Schon das Durchblättern des schmalen, gut illustrierte Bandes macht Vergnügen. Es erstaunt, wie emsig und vielfältig sich Deutsche in Rom über die Jahrhunderte hinweg betätigt haben: Nationalkirchen, Seminare, Friedhöfe, Forschungsinstitute, Kulturinstitute, Akademien, Museen, daneben Zehntausende meist vergessene Adressen, wo sie gewohnt und gewirtschaftet haben - und sogar eine Piazza Martin Lutero gibt es, beim Goethe-Denkmal. In Rom! Ein kollektives Nationalprojekt, könnte man meinen, wenn wirklich von einer Nation die Rede wäre, oder von einem Kollektiv. In Wirklichkeit haben "die Deutschen" in Rom meist abgeschirmt von anderen und ihresgleichen vor sich hin gewerkelt. Individualisten halt.
Grob kann man sie in drei Gruppen aufteilen: Die Gastarbeiter des späten Mittelalters, hauptsächlich Bäcker und Handwerker, später auch Drucker; dann die religiös motivierten Migranten wie Pilger und Kleriker; und schließlich die Künstler, Archäologen und Sonstige. Man vergisst heute leicht, wie groß der Einfluss der zweiten Gruppe gewesen ist. Ernesti führt ihn eindrucksvoll vor Augen. Vielleicht ist das Kirchliche am Ende ein wenig überrepräsentiert. Dafür vergisst er eine vierte Gruppe nicht, an die man heute in Deutschland nicht mehr unbedingt denkt, die Soldaten nämlich. Auch sie haben Spuren hinterlassen, meist sind es Wunden, wie jene kaum verheilten der deutschen Besatzung von 1943/44.
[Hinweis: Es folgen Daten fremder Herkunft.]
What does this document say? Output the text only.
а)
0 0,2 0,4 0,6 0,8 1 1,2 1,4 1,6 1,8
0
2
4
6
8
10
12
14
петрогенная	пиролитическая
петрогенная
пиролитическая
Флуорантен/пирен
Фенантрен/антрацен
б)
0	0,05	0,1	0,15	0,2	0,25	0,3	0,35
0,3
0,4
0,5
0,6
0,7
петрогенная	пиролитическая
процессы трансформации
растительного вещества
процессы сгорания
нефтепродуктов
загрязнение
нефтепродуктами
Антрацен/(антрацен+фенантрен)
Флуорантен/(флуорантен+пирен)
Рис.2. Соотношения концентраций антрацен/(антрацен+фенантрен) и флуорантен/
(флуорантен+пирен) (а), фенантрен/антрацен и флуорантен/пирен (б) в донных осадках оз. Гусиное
Überhaupt scheint der Deutsche, historisch gesehen, umso wohltuender zu sein, je vereinzelter er auftritt. Als organisierte Masse ist er eher problematisch für das Gastland, das ein langes Gedächtnis hat. So erinnert man sich in Rom noch an die Plünderungen durch die überwiegend deutschen Landsknechte Kaiser Karls V. im Schreckensjahr 1527, und, besser noch, an den Einbruch germanischer Stämme in der späteren Kaiserzeit, auf die Rom mit dem Bau seiner Aurelianischen Stadtmauer reagierte. Die steht heute noch - auch eine Art deutsche Spur, wie Ernesti meint, und bestimmt die größte, die je ein Volk irgendwo hinterlassen hat, noch dazu ohne einen Finger zu rühren. Spurenweltmeister!
GOLO MAURER
Jörg Ernesti: "Deutsche Spuren in Rom".
Spaziergänge durch die Ewige Stadt.
Herder Verlag, Freiburg 2020. 224 S., Abb., geb.